“You know what I keep wondering about?” Danny said. “That girl who come upstairs to the door that night.”

“I was thinking about her, too,” said Farish. “I didn’t get a good look at her. Where’d she come from? What was she doing hanging around outside the house?”

Danny shrugged.

“You didn’t ask her?”

“Look, man,” Danny said, trying to keep his voice even, “there was an awful lot going on that night.”

“And you let her get away? You said you saw a kid,” said Farish to Gum. “Black or white? Boy or girl?”

“Yeah, Gum,” said Danny. “What’d you see?”

“Well, I tell you the truth,” said their grandmother, faintly, “I didn’t get a good look. You know how my eyes are.”

“Was it one? Or more than one?”

“I didn’t see a whole lot. When I run off the road, I heard a kid screaming and laughing from up on that overpass.”

“That girl,” Eugene said to Farish, “was down on the square watching Loyal and me preach earlier in the night. I remember her. She was riding a bicycle.”

“She wasn’t on any bicycle when she come to the Mission,” said Danny. “She ran away on foot.”

“I’m just telling you what I saw.”

“I believe I seen a bicycle, come to think of it,” said Gum. “I can’t be sure.”

“I want to talk to this girl,” Farish said. “Yall say you don’t know who she is?”

“She told us her name but she couldn’t make up her mind. First it was Mary Jones. Then it was Mary Johnson.”

“Would you know her if you saw her again?”

I’d know her,” said Eugene. “I was standing there with her for ten minutes. I got a good look at her face, up close.”

“So did I,” Danny said.

Farish compressed his lips. “Are the cops involved in this?” he said abruptly to his grandmother. “Have they asked you any questions?”

“I didn’t tell em a thing.”

“Good.” Awkwardly, Farish patted his grandmother on the shoulder. “I’m on find out who done this to you,” he said. “And when I find em, you bet they’ll be sorry.”

————

Ida’s last few days at work were like the last few days before Weenie died: those endless hours of lying on the kitchen floor beside his box, and part of him still there but most of him—the best part—gone already. Le Sueur’s Peas, his box had said. The black lettering was stamped in Allison’s memory with all the sickness of despair. She had lain with her nose only inches away from those letters, trying to breathe in time with his fast, agonized little gasps as if with her own lungs she could buoy him up. How vast the kitchen was, so low down, so late at night: all those shadows. Even now, Weenie’s death had the waxy sheen of the linoleum in Edie’s kitchen; it had the crowded feel of her glass-front cabinets (an audience of plates ranked in galleries, goggling helplessly); the useless cheer of red dishcloths and cherry-patterned curtains. Those dumb, well-meaning objects—cardboard box; cherry curtains and jumbled Fiestaware—had pressed close in Allison’s grief, sat up and watched with her all the long awful night. Now, with Ida leaving, nothing in the house shared Allison’s sorrow or reflected it but objects: the gloomy carpets, the cloudy mirrors; the armchairs hunched and grieving and even the tragic old tall-case clock holding itself very rigid and proper, as if it were about to collapse into sobs. Within the china cabinet, the Vienna bagpipers and crinolined Doulton ladies gestured imploringly, this way and that: cheeks hectic, their dark little gazes hollow and stunned.

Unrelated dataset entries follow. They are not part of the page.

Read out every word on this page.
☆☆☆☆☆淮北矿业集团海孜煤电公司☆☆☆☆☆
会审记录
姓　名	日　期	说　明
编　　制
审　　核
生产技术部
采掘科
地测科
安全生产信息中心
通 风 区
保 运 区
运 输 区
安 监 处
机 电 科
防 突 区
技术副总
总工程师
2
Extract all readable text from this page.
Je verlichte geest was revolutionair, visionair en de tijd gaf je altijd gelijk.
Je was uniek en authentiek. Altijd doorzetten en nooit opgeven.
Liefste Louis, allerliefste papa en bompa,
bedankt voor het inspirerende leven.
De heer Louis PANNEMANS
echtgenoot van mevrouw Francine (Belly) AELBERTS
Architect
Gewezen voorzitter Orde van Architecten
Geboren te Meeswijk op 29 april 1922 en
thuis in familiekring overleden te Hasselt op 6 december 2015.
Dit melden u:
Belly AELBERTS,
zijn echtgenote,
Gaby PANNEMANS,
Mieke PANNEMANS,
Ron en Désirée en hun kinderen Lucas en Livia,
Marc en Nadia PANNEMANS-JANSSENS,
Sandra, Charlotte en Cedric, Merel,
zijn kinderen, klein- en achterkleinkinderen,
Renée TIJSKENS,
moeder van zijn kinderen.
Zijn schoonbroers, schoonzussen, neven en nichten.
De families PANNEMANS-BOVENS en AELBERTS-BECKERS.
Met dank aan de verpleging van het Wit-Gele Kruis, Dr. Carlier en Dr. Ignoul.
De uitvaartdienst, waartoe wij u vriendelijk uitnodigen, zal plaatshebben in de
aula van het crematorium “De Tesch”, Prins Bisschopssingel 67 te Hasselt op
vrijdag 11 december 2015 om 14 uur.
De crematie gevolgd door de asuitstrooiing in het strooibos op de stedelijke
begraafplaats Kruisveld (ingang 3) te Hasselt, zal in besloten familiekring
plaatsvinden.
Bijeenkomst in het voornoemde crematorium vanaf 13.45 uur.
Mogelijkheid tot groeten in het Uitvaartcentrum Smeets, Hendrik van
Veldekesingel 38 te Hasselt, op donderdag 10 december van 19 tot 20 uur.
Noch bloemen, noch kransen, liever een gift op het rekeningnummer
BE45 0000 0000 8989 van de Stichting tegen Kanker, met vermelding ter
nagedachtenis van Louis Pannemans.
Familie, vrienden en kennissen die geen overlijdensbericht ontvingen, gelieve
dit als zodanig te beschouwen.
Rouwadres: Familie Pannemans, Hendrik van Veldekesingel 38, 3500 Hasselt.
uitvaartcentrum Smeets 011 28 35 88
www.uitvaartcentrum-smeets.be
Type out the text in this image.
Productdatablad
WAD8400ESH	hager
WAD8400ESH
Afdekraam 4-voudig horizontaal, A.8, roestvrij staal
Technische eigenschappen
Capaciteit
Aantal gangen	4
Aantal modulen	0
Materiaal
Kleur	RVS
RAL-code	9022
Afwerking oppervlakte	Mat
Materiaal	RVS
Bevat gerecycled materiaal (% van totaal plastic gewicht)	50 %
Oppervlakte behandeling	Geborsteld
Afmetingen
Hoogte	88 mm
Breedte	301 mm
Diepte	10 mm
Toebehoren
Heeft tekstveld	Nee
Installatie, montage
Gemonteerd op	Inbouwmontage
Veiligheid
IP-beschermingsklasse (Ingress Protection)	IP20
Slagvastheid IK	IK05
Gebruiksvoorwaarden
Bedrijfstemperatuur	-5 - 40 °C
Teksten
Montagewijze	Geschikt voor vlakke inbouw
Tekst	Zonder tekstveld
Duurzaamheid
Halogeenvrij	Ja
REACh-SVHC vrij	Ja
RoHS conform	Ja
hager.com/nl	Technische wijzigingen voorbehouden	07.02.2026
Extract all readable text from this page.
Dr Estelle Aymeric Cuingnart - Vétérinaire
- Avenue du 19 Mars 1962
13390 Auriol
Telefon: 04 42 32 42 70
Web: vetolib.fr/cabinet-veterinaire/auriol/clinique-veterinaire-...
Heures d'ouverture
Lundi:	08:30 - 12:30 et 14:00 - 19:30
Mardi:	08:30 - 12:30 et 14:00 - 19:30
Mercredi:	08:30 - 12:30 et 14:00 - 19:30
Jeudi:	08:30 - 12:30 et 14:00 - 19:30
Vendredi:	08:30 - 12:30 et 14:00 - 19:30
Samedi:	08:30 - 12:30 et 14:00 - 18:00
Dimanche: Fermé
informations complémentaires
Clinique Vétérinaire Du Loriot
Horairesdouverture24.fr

Ida had Things to Do. She cleaned out the refrigerator; she took everything out of the cabinets, and wiped them down; she made banana bread, and a casserole or two, and wrapped them in tinfoil and put them in the freezer. She talked, and even hummed; and she seemed cheerful enough except that in all her rushing around, she refused to meet Allison’s eye. Once Allison thought she caught her crying. Gingerly, she stood in the doorway. “Are you crying?” she asked.

Ida Rhew jumped—then pressed a hand to her chest, and laughed. “Bless your heart!” she cried.

“Ida, are you sad?”

But Ida just shook her head, and went back to work; and Allison went to her room and cried. Later on, she would regret that she’d wasted one of her few remaining hours with Ida by going up to her bedroom to cry alone. But at the moment, standing there in the kitchen watching Ida clean out the cabinets with her back turned had been too sad to bear, so sad that it gave Allison a panicky, breathless, choking feeling to remember it. Somehow Ida was already gone; as warm and solid as she was, she had already turned into a memory, a ghost, even as she stood in her white nurse’s shoes in the sunny kitchen.